Zij is zestien jaar maar lijkt amper twaalf. Haar gelaat is bleek en uitgemergeld. Zij geeft een slappe handdruk; de paarsblauwe vingers voelen koud aan. De ogen hebben een trieste glans als zij even opkijkt bij een vraag.
Zij zegt niet veel, moeder zal het wel uitleggen, die stond er op dat zij kwam. Vader zit er stil en terneergeslagen bij.
Hij knikt telkens als zijn vrouw, in haar betoog, bevestiging vraagt van haar verhaal. Moeder is er van overtuigd dat het allemaal op school is begonnen, toen men haar ‘mollige Mieke’ begon te noemen. Ze was toen wat zwaarder gebouwd dan haar klasgenootjes, maar echt dik kon je haar niet noemen. Haar borstontwikkeling poogde zij te verbergen, en toen zij haar eerste menstruatie kreeg, was zij erg ziek. Zij wilde vermageren en begon minder te eten, vooral minder aardappelen en brood. De diëten in damesbladen hield zij zorgvuldig bij.

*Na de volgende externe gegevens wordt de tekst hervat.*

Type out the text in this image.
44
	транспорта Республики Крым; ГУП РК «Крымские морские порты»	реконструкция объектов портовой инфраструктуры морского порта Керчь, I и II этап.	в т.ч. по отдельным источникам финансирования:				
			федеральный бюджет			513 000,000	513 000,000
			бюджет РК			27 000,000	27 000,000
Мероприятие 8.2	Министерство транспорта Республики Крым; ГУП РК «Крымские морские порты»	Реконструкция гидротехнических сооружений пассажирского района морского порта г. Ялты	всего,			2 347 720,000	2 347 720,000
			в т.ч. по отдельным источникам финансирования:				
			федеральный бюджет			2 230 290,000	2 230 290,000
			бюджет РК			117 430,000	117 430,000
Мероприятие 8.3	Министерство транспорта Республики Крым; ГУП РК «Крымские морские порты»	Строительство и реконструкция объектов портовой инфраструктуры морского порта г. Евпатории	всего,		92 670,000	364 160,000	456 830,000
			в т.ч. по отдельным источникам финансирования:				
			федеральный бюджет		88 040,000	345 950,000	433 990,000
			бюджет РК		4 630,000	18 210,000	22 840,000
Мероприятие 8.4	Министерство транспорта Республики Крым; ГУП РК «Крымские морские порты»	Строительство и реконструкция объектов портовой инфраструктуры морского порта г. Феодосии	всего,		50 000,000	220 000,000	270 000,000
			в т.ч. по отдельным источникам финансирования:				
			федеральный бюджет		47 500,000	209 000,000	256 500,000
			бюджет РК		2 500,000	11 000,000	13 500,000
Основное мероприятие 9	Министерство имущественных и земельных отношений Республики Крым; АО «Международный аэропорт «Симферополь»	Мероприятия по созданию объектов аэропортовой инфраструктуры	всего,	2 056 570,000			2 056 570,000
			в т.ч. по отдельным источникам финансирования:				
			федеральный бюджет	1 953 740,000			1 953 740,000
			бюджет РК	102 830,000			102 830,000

Nu wil zij niet meer aan tafel komen. Zij eet alleen nog rauwe groenten en yoghurt. Moeder vraagt zich bezorgd af hoe ze dit allemaal volhoudt. Haar dochter maakt dagelijks een flinke wandeling en studeert zelfs tot middernacht. Haar schoolresultaten zijn ronduit schitterend, maar daar is zij zelf nooit tevreden mee. Soms wil zij wel wat eten om moeder een plezier te doen, maar voelt zich dan als een opgezwollen kikker en gaat stiekem braken.
Van die lastige menstruatie is zij nu verlost, maar zij heeft moeite met de stoelgang en neemt elke morgen laxeermiddelen. In haar schooltas zitten altijd fruit en koekjes, maar dit raakt zij niet aan. Volgens moeder was ze een lief meisje, gehoorzaam en gedienstig, maar is zij nu koppig en eigenwijs. Hoe is het mogelijk dat ze zichzelf nog mooi vind ook, vraagt ze zich vertwijfeld af. Naar de huisarts wil ze niet meer luisteren, en slechts onder dreigementen is zij meegekomen.
Het meisje vraagt bits waarom ze al die vragen moet beantwoorden, ze is immers “niet ziek of gek”.